Noch ist nach Angaben des Unternehmens kein deutscher Standort von RRPS in Kurzarbeit. In Norwegen bei der Tochter Bergen Engines und in den USA sieht das nach Unternehmensangaben anders aus. Im norwegischen Bergen ruht die Produktion, in den USA habe man die Mitarbeiter in unbezahlten Urlaub geschickt. „Insgesamt liegt die Produktion bei 60 Prozent unserer Gesamtkapazität“,
sagt der Sprecher. RRPS beschäftigt 10 300 Mitarbeiter, davon 6900 in Deutschland und 5500 in Friedrichshafen.
RRPS-Betriebsratschef Thomas Bittelmeyer hält es für denkbar, „dass einzelne Bereiche“von RRPS in Kurzarbeit gehen. „Ein größerer Abbau von Arbeitsplätzen bei uns halte ich allerdings für unrealistisch, weil die Standortsicherung gilt“, sagte der Arbeitnehmervertreter im Gespräch mit der „Schwäbischen Zeitung“. Die Standort- und Beschäftigungssicherung, die betriebsbedingte Kündigungen ausschließt, läuft noch bis 2023. Natürlich habe auch RRPS zu kämpfen, aber „lange nicht so wie die zivile Luftfahrt“.

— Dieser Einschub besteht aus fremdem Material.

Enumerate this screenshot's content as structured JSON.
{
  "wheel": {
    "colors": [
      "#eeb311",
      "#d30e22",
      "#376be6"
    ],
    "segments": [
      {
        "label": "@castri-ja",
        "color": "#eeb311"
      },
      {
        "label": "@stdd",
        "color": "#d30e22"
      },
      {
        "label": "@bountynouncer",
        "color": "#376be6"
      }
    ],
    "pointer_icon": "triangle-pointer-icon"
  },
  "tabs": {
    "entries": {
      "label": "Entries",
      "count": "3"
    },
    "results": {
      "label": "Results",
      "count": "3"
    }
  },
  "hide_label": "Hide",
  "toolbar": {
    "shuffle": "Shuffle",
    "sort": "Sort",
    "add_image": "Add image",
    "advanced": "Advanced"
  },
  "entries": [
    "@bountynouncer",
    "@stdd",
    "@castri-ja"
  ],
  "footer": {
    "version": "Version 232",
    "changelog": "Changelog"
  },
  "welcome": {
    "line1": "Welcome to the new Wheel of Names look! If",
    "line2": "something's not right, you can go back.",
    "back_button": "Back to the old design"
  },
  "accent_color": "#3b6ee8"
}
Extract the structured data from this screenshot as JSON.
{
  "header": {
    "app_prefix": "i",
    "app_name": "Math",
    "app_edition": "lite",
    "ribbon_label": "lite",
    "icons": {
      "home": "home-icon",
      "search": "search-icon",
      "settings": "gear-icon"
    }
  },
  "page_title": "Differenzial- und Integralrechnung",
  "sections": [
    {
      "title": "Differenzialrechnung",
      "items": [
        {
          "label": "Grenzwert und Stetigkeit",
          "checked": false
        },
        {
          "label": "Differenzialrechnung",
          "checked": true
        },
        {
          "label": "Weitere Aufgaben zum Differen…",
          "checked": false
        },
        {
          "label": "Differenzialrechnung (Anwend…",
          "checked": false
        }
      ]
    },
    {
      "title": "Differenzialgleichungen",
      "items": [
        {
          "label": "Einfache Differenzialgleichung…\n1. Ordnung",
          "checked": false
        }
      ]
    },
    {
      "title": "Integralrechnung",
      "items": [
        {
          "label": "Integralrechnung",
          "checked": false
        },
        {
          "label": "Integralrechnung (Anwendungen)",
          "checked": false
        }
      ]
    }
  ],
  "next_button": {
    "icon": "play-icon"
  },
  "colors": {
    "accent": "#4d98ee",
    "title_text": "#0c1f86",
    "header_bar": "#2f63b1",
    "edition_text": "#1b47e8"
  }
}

Schon vor der Corona-Pandemie hat es für den Gesamtkonzern RollsRoyce schlecht ausgesehen, mit der Pandemie entwickelt sich die Situation verheerend. Seit Jahren hat die Triebwerkssparte Probleme mit dem neuen Produkt Trent 1000 und schreibt Verluste, die der Verteidigungsbereich und vor allem der Friedrichshafener Motorenbauer RRPS ausgleichen müssen. Allein im Jahr 2019 musste Rolls-Royce mehr als 1,6 Milliarden Euro wegen der fehlerhaften Antriebe zahlen, weswegen der Konzern das Jahr bei einem Umsatz von 18,6 Milliarden Euro mit einem Verlust von 954 Millionen Euro abschloss. Nun steht die gesamte Luftfahrtindustrie still.
Es wird nach Schätzungen von Fachleuten Jahre dauern, bis die Branche wieder auf Vorkrisenniveau ist. Die Situation, in der Flugzeugbauer und ihre Zulieferer stecken, verschärft sich mehr und mehr, weil die Fluggesellschaften ihre Investitionen in neue Jets drastisch zurückfahren werden. „Für Rolls-Royce sieht es sehr gefährlich aus“, sagt Bittelmeyer mit Blick auf den Mutterkonzern seines Unternehmens. Und auch die Finanzwelt scheint das Vertrauen in die Traditionsfirma verloren zu haben. Der Wert der Aktie verlor innerhalb eines Jahres mehr als 70 Prozent. Inzwischen kostet der Gesamtkonzern nur noch rund 5,8 Milliarden Euro.